Del mismo modo, ¿por qué una persona adulta y en sus cinco sentidos no puede determinar por sí misma el momento de su muerte si padece un mal incurable que lo pone fatalmente al borde de una muerte próxima, inevitable y que estará precedida de intolerables dolores físicos y psíquicos que no está en posición de aceptar en nombre de una divinidad en la cual no cree? ¿Por qué una persona en tales circunstancias no puede, ella misma, "discernir el bien y los medios adecuados para realizarlo"?
Desliza también Antúnez una crítica a los sofistas, de quienes sabemos demasiado poco para condenarlos, aunque lo suficiente para apreciar algunos de los planteamientos que formularon antes de que Platón les hiciera mala prensa.

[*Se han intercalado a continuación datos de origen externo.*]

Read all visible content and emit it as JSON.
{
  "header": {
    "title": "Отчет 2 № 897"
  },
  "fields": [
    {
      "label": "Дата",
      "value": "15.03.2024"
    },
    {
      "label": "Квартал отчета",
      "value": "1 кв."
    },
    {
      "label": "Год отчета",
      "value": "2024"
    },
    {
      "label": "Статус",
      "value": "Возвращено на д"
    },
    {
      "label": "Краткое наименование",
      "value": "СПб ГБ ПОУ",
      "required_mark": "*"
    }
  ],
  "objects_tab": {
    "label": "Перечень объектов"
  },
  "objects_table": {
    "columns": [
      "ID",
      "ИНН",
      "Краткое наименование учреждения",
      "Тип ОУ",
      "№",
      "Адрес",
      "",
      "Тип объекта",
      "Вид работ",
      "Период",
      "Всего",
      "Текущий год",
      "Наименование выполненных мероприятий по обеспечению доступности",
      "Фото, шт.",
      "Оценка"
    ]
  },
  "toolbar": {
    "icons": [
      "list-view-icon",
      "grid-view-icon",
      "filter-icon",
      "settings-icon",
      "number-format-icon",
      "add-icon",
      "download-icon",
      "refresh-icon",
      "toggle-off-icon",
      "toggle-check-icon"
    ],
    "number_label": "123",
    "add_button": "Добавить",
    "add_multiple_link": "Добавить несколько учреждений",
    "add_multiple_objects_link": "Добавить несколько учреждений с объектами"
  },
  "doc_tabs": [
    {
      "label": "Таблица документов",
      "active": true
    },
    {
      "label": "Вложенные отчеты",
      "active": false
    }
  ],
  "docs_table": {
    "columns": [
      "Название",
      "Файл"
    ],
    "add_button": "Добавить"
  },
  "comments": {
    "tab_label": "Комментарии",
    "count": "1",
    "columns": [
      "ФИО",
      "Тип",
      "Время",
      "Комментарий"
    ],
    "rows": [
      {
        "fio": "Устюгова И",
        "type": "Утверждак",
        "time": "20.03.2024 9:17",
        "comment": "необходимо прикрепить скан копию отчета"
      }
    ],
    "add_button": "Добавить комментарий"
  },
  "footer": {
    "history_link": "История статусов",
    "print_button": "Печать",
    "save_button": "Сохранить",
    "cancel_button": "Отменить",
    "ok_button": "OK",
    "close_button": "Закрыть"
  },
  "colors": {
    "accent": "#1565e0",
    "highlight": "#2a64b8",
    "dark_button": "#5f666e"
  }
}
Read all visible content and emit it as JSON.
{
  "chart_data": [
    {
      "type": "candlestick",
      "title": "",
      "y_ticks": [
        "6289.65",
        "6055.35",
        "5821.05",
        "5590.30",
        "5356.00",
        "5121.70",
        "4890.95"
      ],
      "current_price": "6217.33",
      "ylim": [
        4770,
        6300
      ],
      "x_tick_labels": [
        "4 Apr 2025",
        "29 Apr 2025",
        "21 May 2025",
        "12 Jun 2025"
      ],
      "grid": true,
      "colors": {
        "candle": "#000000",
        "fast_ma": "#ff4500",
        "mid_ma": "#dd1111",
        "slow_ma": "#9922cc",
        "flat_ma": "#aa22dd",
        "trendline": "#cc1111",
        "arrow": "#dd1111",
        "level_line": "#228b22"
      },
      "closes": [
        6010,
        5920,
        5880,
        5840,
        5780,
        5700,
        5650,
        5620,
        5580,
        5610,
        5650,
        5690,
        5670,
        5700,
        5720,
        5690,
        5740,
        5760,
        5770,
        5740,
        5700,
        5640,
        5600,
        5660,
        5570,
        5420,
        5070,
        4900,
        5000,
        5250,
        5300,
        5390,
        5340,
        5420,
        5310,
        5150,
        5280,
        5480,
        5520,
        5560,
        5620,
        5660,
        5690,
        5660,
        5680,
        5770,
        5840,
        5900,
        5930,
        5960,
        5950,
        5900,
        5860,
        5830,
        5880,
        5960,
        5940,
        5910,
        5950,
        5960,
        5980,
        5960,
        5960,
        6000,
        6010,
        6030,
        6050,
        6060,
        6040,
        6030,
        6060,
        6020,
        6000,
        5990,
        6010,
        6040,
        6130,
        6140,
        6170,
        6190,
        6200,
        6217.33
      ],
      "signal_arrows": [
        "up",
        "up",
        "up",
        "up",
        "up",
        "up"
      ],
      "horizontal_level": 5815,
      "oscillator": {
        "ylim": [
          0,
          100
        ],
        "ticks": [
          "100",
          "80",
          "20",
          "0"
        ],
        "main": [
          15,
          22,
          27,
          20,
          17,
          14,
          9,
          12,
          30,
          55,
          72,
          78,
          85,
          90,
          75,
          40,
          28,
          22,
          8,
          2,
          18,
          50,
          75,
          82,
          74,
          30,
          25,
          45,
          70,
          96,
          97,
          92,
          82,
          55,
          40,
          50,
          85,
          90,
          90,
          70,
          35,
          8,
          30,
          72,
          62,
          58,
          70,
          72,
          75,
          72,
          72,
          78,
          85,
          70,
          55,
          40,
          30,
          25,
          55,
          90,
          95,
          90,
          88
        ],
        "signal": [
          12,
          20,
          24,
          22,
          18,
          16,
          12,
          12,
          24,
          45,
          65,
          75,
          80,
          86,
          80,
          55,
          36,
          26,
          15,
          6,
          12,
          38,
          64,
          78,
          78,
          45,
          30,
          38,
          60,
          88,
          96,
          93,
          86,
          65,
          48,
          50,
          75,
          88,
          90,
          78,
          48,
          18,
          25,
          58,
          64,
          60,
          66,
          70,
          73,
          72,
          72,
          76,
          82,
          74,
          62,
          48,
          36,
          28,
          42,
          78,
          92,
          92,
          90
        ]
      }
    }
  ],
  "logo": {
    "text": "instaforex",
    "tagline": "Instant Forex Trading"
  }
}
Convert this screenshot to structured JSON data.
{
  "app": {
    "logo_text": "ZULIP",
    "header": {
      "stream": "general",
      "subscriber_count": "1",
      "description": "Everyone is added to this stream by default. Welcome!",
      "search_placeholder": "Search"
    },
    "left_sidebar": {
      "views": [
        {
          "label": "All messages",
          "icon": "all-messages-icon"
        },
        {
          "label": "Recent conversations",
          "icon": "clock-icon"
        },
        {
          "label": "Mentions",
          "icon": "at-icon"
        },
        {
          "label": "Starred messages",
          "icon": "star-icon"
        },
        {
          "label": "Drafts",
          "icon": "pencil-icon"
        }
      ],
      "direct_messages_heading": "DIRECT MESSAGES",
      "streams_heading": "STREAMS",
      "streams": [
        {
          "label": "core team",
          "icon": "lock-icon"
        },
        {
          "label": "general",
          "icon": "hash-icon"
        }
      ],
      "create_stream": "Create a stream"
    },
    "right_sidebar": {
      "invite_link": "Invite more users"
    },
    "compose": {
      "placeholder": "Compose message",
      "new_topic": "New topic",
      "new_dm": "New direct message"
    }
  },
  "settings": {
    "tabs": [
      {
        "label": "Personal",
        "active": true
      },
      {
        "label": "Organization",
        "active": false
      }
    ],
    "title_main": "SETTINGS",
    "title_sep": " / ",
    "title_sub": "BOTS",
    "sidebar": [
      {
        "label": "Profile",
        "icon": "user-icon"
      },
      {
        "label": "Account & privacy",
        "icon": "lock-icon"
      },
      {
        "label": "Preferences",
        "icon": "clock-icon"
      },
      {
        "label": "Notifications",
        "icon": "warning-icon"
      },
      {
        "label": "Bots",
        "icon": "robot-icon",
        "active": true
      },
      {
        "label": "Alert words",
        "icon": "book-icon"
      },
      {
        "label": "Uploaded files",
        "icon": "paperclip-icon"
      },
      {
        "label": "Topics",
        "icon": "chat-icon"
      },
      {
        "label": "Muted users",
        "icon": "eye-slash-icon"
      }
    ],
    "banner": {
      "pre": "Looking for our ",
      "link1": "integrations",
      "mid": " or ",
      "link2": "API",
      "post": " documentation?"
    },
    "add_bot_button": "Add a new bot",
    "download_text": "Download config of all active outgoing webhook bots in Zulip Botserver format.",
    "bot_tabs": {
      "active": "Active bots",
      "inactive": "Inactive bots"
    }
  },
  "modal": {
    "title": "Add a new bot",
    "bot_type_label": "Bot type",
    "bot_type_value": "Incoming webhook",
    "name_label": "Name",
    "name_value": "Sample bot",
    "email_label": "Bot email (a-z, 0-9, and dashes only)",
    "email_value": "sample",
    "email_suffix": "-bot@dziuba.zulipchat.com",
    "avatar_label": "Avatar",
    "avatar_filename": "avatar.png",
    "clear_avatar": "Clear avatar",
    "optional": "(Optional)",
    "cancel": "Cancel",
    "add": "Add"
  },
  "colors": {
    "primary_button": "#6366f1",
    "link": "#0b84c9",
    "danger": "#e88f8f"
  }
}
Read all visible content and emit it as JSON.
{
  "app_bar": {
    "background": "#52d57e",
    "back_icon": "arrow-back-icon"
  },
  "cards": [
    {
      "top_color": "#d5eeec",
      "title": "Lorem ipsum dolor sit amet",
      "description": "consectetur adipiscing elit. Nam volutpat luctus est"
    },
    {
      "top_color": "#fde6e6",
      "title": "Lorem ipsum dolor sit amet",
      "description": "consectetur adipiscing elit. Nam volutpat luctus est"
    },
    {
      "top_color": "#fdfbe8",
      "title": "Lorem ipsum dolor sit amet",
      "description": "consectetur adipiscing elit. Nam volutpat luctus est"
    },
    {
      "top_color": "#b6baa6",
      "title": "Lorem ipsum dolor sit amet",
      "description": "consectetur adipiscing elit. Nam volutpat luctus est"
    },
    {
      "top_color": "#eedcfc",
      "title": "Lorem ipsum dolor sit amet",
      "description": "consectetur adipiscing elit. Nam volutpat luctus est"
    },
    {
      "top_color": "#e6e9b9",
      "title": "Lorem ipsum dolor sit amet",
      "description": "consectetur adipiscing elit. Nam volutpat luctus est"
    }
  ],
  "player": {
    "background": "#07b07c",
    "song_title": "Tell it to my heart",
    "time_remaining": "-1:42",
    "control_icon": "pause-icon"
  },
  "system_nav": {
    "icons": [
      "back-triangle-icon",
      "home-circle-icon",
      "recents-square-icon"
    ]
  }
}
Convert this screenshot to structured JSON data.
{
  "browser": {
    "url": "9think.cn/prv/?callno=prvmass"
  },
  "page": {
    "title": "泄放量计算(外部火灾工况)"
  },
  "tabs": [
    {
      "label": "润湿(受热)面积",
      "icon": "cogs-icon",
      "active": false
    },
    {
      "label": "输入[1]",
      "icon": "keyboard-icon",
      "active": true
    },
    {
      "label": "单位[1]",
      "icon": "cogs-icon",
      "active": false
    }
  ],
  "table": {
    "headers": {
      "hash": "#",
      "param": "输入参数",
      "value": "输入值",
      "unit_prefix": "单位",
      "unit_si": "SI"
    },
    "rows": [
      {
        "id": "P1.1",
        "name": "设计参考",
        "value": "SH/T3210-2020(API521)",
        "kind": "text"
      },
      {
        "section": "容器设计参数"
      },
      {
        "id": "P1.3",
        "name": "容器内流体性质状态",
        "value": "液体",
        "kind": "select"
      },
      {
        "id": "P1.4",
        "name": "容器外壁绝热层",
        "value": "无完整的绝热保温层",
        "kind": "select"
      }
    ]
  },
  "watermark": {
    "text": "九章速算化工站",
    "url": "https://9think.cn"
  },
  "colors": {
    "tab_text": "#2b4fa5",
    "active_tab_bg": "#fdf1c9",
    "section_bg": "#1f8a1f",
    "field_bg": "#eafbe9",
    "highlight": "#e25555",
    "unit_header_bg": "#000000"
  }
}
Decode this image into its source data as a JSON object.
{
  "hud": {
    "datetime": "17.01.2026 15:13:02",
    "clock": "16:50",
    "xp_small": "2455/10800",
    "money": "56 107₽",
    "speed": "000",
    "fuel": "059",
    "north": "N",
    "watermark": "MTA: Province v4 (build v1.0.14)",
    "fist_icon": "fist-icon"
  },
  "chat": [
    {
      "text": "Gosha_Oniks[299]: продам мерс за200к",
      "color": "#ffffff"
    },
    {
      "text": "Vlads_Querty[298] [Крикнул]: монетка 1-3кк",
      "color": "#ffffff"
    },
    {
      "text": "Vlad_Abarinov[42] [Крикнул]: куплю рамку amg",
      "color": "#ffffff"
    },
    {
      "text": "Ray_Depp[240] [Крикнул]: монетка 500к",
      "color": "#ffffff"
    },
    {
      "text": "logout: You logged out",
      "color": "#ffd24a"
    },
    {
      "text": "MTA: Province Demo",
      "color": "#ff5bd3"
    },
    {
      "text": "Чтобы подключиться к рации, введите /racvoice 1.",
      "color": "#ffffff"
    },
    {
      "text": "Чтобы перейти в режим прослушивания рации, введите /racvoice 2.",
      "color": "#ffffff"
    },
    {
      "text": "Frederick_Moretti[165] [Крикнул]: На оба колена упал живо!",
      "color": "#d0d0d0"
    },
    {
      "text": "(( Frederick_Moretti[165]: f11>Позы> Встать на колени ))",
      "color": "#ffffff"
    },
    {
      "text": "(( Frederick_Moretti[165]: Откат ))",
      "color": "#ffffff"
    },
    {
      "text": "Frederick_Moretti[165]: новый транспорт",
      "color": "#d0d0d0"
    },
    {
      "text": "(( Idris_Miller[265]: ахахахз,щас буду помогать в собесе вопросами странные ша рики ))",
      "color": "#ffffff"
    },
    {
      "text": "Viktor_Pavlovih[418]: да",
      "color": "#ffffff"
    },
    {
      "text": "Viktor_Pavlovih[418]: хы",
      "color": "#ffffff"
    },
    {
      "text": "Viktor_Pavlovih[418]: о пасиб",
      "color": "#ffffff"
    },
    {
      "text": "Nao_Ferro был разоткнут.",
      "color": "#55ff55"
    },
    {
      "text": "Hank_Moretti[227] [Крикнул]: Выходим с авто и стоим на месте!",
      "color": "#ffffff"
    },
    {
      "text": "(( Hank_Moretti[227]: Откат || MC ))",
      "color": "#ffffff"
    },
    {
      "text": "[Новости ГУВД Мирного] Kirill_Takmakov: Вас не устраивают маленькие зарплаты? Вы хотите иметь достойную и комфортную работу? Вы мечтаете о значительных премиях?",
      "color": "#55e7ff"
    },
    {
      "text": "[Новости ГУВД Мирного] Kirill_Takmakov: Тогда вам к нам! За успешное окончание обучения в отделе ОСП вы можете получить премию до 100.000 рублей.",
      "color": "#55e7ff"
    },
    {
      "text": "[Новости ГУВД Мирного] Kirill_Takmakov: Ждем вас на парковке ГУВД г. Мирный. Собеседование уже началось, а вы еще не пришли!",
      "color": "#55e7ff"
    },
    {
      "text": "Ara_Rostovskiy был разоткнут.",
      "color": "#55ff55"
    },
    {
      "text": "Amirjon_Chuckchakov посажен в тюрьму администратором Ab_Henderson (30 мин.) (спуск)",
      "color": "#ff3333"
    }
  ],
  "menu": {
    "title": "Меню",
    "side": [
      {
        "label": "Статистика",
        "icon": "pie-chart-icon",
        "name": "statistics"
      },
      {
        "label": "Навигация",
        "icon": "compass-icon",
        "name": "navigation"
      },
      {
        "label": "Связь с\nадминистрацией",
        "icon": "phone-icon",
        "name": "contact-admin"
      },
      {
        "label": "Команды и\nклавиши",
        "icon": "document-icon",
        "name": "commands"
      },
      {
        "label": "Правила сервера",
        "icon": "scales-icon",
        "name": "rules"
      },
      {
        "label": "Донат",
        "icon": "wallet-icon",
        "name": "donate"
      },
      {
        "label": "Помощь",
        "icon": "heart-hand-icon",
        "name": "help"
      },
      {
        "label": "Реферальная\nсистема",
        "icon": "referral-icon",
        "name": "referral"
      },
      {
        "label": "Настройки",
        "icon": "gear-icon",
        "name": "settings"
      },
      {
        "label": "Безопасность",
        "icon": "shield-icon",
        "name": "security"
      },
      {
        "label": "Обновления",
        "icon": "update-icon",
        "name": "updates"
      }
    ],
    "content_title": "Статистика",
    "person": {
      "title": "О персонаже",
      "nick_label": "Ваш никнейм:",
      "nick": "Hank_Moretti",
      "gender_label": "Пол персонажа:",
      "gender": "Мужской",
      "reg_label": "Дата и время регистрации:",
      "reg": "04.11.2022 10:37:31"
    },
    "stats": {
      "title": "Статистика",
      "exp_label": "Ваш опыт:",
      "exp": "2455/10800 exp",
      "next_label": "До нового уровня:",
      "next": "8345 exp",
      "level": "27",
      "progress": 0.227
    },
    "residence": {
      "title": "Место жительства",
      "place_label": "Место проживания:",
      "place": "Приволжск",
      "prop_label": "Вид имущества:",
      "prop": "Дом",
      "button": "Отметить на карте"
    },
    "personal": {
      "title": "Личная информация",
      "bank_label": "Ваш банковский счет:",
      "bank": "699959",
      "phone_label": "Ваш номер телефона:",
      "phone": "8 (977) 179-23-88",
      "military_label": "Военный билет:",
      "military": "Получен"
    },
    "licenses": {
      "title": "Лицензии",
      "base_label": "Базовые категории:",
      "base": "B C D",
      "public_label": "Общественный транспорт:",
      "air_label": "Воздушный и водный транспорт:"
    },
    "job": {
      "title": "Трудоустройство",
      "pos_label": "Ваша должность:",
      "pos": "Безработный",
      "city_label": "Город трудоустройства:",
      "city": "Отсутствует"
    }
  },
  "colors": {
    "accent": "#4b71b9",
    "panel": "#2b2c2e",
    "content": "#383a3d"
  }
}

Por ejemplo, los sofistas pusieron en duda los dioses de su tiempo (y hoy lo harían con el mercado, el consumo y el dinero); distinguieron entre naturaleza y sociedad (e invitarían hoy a pensar en que el matrimonio entre un hombre y una mujer no es una ley natural, sino una convención adoptada por quienes viven en sociedad); advirtieron que las creencias morales de los individuos no pueden ser uniformadas (y hoy apoyarían la tolerancia y el pluralismo); enseñaron a cómo razonar correcta y persuasivamente a los políticos de su tiempo (y tendrían hoy bastante trabajo en tal sentido), y cobraron dinero por la enseñanza que impartían (algo que tendríamos que agradecerles los que hemos vivido de la docencia universitaria).